Reputation: 8568
I have a pandas series in which I am applying string search this way
df['column_name'].str.contains('test1')
This gives me true/false list depending on string 'test1' is contained in column 'column_name' or not.
However I am not able to test two strings where I need to check if both strings are there or not. Something like
df['column_name'].str.contains('test1' and 'test2')
This does not seem to work. Any suggestions would be great.
Upvotes: 2
Views: 2702
Reputation: 1
Just use reduce() method if you need to apply a list of strings as a filter
from functools import reduce
import pandas as pd
df = pd.DataFrame({
'column_name': [1,'test1_sdv_test2_vsd',3,4,5, 'test2test1'],
'column_name_2': [3,6,3,2,7,8]
})
items = ['test1', 'test2'] # list of strings you want to apply as filter
def filter_series_by_list(s, items):
return reduce(lambda a, b: a & b, (s.str.contains(item, na=False) for item in items))
print(filter_series_by_list(df['column_name'], items))
RESULT:
0 False
1 True
2 False
3 False
4 False
5 True
Name: column_name, dtype: bool
Upvotes: 0
Reputation: 18628
You want to know if test1
AND test2
are somewhere in the column.
So df['col_name'].str.contains('test1').any() & df['col_name'].str.contains('test2').any()
.
Upvotes: 0
Reputation: 4681
Ignoring the missing quote from 'test2
, the 'and' operator is a boolean logical operator. It does not concatenate strings and it does not perform the action that you are thinking it does.
>>> 'test1' and 'test2'
'test2'
>>> 'test1' or 'test2'
'test1'
>>> 10 and 20
20
>>> 10 and 0
10
>>> 0 or 20
20
>>> # => and so on...
This occurs because the and
and or
operators function as 'truth deciders' and have mildly strange behavior with strings. In essence, the return value is the last value to have been evaluated, whether it's a string or otherwise. Look at this behavior:
>>> a = 'test1'
>>> b = 'test2'
>>> c = a and b
>>> c is a
False
>>> c is b
True
The latter value is assigned to the variable to which we are giving it. What you're looking for is a way to iterate over a list or set of strings and ensure that all of them result in true. We use the all(iterable)
function for this.
if all([df['column_name'].contains(_) for _ in ['test1', 'test2']]):
print("All strings are contained in it.")
else:
print("Not all strings are contained in it.")

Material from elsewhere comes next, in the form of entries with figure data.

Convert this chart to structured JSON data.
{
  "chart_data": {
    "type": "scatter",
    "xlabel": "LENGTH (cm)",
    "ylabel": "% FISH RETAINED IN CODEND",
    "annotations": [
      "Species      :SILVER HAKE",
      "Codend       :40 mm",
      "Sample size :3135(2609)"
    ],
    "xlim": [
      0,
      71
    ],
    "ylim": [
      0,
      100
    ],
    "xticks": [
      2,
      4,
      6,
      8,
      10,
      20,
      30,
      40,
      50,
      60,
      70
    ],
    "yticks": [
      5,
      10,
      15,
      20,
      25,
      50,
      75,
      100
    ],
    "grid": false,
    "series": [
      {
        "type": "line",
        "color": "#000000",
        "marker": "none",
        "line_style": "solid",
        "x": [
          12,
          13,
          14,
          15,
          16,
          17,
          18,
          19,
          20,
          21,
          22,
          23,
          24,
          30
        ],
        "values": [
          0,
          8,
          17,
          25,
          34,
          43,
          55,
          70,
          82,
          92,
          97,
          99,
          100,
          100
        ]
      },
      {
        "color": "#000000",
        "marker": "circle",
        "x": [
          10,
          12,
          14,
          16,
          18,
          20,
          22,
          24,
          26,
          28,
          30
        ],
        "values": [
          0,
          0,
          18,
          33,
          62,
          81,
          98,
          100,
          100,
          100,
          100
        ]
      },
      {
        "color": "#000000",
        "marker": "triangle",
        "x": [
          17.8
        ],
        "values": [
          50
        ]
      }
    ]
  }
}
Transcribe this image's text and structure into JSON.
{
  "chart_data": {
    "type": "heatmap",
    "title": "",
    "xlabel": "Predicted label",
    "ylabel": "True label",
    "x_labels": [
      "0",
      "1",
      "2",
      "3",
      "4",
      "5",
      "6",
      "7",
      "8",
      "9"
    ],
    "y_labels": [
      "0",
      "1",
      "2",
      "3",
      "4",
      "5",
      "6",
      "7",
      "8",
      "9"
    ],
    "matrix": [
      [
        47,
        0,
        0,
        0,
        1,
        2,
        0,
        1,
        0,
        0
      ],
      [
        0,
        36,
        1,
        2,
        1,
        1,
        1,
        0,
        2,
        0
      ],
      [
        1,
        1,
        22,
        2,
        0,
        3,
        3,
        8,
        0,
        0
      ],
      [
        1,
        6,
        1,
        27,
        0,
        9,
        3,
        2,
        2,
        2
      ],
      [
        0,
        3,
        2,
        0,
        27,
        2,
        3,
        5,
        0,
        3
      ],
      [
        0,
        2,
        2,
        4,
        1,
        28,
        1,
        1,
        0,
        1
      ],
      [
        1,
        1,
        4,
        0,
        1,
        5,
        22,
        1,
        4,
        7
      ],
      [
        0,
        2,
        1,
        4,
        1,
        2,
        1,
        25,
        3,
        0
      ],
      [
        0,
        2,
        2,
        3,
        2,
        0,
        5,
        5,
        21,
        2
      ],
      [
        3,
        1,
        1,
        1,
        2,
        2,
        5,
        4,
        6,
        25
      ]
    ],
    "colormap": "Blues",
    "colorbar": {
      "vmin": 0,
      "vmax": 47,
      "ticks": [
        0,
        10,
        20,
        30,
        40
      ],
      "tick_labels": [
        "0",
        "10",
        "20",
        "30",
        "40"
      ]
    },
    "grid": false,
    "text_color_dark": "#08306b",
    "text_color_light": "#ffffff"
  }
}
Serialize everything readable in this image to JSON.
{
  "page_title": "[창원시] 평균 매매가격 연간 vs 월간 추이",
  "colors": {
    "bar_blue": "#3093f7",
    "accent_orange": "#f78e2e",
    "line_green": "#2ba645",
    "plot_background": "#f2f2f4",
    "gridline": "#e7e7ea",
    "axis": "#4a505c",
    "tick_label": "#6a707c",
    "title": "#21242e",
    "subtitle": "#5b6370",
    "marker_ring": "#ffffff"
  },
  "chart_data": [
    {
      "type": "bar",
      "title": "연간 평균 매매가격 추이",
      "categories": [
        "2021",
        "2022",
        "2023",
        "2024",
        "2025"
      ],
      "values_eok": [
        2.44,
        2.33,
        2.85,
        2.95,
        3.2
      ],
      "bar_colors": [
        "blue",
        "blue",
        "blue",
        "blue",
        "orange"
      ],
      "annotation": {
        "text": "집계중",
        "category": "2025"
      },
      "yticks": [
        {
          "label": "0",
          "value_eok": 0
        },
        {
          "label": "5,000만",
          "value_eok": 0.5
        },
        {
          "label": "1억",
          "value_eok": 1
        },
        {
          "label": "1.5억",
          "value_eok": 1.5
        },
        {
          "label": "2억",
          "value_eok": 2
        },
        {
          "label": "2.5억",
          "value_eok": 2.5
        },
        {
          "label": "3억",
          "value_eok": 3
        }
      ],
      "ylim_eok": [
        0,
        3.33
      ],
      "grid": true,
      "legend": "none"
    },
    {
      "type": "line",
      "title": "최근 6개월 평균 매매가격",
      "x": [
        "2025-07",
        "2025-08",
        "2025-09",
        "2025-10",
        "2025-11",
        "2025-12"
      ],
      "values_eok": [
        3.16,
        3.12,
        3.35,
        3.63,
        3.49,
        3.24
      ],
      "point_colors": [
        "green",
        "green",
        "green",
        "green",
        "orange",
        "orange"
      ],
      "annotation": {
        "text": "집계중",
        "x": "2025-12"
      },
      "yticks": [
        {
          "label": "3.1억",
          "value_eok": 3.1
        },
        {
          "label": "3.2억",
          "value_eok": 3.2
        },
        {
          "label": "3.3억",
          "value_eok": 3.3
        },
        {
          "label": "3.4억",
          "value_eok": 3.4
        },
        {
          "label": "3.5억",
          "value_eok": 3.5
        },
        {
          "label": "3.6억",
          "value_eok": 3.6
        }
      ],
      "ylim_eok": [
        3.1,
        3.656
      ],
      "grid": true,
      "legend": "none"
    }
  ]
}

Assuming the case is true, the following is an example of what you'd receive:
>>> x = [_ in df['column_name'] for _ in ['test1', 'test2']
>>> print(x)
[True, True] # => returns True for all()
>>> all(x)
True
>>> x[0] = 'ThisIsNotIntTheColumn' in df['column_name']
>>> print(x)
[False, True]
>>> all(x)
False
Upvotes: 2
Reputation: 766
all( word in df['column_name'] for word in ['test1', 'test2'] )
this will test an arbitrary number or words present in a string
Upvotes: 2
Reputation: 393963
No you have to create 2 conditions and use &
and wrap parentheses around the conditions due to operator precedence:
(df['column_name'].str.contains('test1')) & (df['column_name'].str.contains('test2))
If you wanted to test for either word then the following would work:
df['column_name'].str.contains('test1|test2')
Upvotes: 7